I understand that I will be taking part in regular fitness assessments in order to track my personal progress, and I am aware that the information obtained from these assessments will remain confidential between me and the fitness instructor. I acknowledge that the results from my assessment may be used for data collection purposes, however, I will remain completely anonymous. I am knowledgable of the fact that if I do not feel comfortable complying with the aforementioned portion of the program, I am free to opt-out of participating in fitness assessments at any time and able to request that my data be removed from all records.
I, the undersigned participant, understand and agree that the class nor its owners, operators, agents, or instructors may be held liable in any way for any occurrence in connection with my physical fitness and performance, which may result in injury, death, or damage to me or my family, heirs, or assignees.

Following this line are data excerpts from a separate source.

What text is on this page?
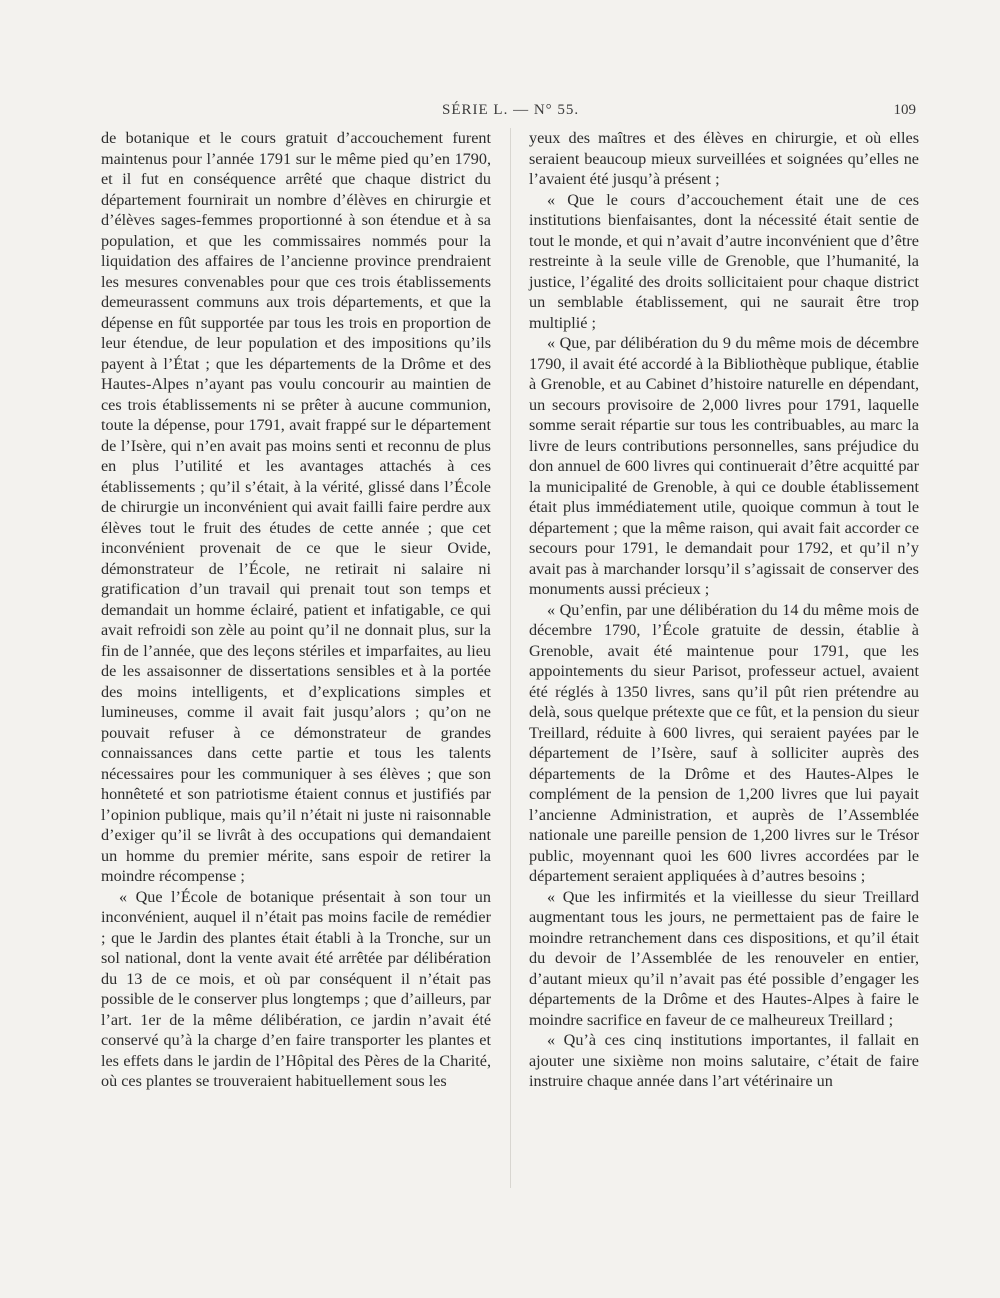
SÉRIE L. — N° 55.	109

de botanique et le cours gratuit d’accouchement furent maintenus pour l’année 1791 sur le même pied qu’en 1790, et il fut en conséquence arrêté que chaque district du département fournirait un nombre d’élèves en chirurgie et d’élèves sages-femmes proportionné à son étendue et à sa population, et que les commissaires nommés pour la liquidation des affaires de l’ancienne province prendraient les mesures convenables pour que ces trois établissements demeurassent communs aux trois départements, et que la dépense en fût supportée par tous les trois en proportion de leur étendue, de leur population et des impositions qu’ils payent à l’État ; que les départements de la Drôme et des Hautes-Alpes n’ayant pas voulu concourir au maintien de ces trois établissements ni se prêter à aucune communion, toute la dépense, pour 1791, avait frappé sur le département de l’Isère, qui n’en avait pas moins senti et reconnu de plus en plus l’utilité et les avantages attachés à ces établissements ; qu’il s’était, à la vérité, glissé dans l’École de chirurgie un inconvénient qui avait failli faire perdre aux élèves tout le fruit des études de cette année ; que cet inconvénient provenait de ce que le sieur Ovide, démonstrateur de l’École, ne retirait ni salaire ni gratification d’un travail qui prenait tout son temps et demandait un homme éclairé, patient et infatigable, ce qui avait refroidi son zèle au point qu’il ne donnait plus, sur la fin de l’année, que des leçons stériles et imparfaites, au lieu de les assaisonner de dissertations sensibles et à la portée des moins intelligents, et d’explications simples et lumineuses, comme il avait fait jusqu’alors ; qu’on ne pouvait refuser à ce démonstrateur de grandes connaissances dans cette partie et tous les talents nécessaires pour les communiquer à ses élèves ; que son honnêteté et son patriotisme étaient connus et justifiés par l’opinion publique, mais qu’il n’était ni juste ni raisonnable d’exiger qu’il se livrât à des occupations qui demandaient un homme du premier mérite, sans espoir de retirer la moindre récompense ;

« Que l’École de botanique présentait à son tour un inconvénient, auquel il n’était pas moins facile de remédier ; que le Jardin des plantes était établi à la Tronche, sur un sol national, dont la vente avait été arrêtée par délibération du 13 de ce mois, et où par conséquent il n’était pas possible de le conserver plus longtemps ; que d’ailleurs, par l’art. 1er de la même délibération, ce jardin n’avait été conservé qu’à la charge d’en faire transporter les plantes et les effets dans le jardin de l’Hôpital des Pères de la Charité, où ces plantes se trouveraient habituellement sous les

yeux des maîtres et des élèves en chirurgie, et où elles seraient beaucoup mieux surveillées et soignées qu’elles ne l’avaient été jusqu’à présent ;

« Que le cours d’accouchement était une de ces institutions bienfaisantes, dont la nécessité était sentie de tout le monde, et qui n’avait d’autre inconvénient que d’être restreinte à la seule ville de Grenoble, que l’humanité, la justice, l’égalité des droits sollicitaient pour chaque district un semblable établissement, qui ne saurait être trop multiplié ;

« Que, par délibération du 9 du même mois de décembre 1790, il avait été accordé à la Bibliothèque publique, établie à Grenoble, et au Cabinet d’histoire naturelle en dépendant, un secours provisoire de 2,000 livres pour 1791, laquelle somme serait répartie sur tous les contribuables, au marc la livre de leurs contributions personnelles, sans préjudice du don annuel de 600 livres qui continuerait d’être acquitté par la municipalité de Grenoble, à qui ce double établissement était plus immédiatement utile, quoique commun à tout le département ; que la même raison, qui avait fait accorder ce secours pour 1791, le demandait pour 1792, et qu’il n’y avait pas à marchander lorsqu’il s’agissait de conserver des monuments aussi précieux ;

« Qu’enfin, par une délibération du 14 du même mois de décembre 1790, l’École gratuite de dessin, établie à Grenoble, avait été maintenue pour 1791, que les appointements du sieur Parisot, professeur actuel, avaient été réglés à 1350 livres, sans qu’il pût rien prétendre au delà, sous quelque prétexte que ce fût, et la pension du sieur Treillard, réduite à 600 livres, qui seraient payées par le département de l’Isère, sauf à solliciter auprès des départements de la Drôme et des Hautes-Alpes le complément de la pension de 1,200 livres que lui payait l’ancienne Administration, et auprès de l’Assemblée nationale une pareille pension de 1,200 livres sur le Trésor public, moyennant quoi les 600 livres accordées par le département seraient appliquées à d’autres besoins ;

« Que les infirmités et la vieillesse du sieur Treillard augmentant tous les jours, ne permettaient pas de faire le moindre retranchement dans ces dispositions, et qu’il était du devoir de l’Assemblée de les renouveler en entier, d’autant mieux qu’il n’avait pas été possible d’engager les départements de la Drôme et des Hautes-Alpes à faire le moindre sacrifice en faveur de ce malheureux Treillard ;

« Qu’à ces cinq institutions importantes, il fallait en ajouter une sixième non moins salutaire, c’était de faire instruire chaque année dans l’art vétérinaire un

I, the undersigned hereby release ICNA Milton (ICCM), ICNA Canada, their consultants, employees, and volunteers from any and all liability, claims, demands, actions or rights of action, which are related to, arise out of, or are in any way connected with my participation in this activity, including those allegedly attributed to the negligent acts or omissions of the above mentioned parties. This agreement shall be binding upon me, my successors, representatives, heirs, executors, assigns, or transferees. If any portion of this agreement is held invalid, I agree that the remainder of the agreement shall remain in full legal force and effect.
I also give full permission for any person connected with ICCM Seniors Forum to administer first aid deemed necessary, and in case of serious illness or injury, I give permission to call for medical and or surgical care and to transportation to a medical facility deemed necessary.
I have read and understood the foregoing assumption of risk,and release of liability and I understand that by submitting the registeration form obligates me to indemnify the parties named for any liability for injury or death of any personand damage to property caused by my negligent or intentional act or omission. Iunderstand that by signing this form I am waiving valuable legal rights.